Um dia, em meio a uma conversar, me pediram que eu explicasse o que era o amor. Parei. Chorei. Solucei. E após 3 breves segundos pensei e não soube responder de imediato. Cinco horas mais tarde enquanto eu ouvia "steam engine" do Jim James, meus pensamentos começaram a vir desordenados e aí foi quando eu consegui responder o que era o amor.
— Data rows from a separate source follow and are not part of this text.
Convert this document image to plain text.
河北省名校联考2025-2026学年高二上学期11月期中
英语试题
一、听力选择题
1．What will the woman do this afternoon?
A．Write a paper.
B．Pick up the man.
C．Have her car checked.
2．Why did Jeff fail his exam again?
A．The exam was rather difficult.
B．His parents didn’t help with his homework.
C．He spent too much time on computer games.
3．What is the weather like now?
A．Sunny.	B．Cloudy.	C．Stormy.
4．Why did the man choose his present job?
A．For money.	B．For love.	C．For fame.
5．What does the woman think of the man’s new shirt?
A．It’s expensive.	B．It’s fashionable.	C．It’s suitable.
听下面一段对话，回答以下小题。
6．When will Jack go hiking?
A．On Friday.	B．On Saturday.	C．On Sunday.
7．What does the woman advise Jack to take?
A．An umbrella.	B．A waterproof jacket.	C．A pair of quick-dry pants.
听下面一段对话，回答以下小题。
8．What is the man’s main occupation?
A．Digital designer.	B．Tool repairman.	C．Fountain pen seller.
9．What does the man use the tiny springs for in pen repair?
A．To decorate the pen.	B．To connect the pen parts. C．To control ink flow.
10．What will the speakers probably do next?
Amor é sentimento que precisa ser cultivado todos os dias; é olhar pra trás todos os dias e lembrar dos motivos pelos quais você ainda permanece; é ver os pequenos defeitos insistirem em se transformar em qualidades; é ter saudade e querer matá-la todos os dias; é renovação de carinho, palavra, abraço, beijo. O amor faz a gente parar de respirar só em pensar em não senti-lo outra vez. O amor tudo suporta e tudo perdoa. O amor faz a gente permanecer e sonhar que dias melhores estão por vir. O amor faz a gente querer ficar, ter certeza de que pelo menos por alguém tudo é suportável e esperado esperançosamente. E quando o amor se vai: a gente chora, soluça, lembra, relembra e ainda não sei se se esquece.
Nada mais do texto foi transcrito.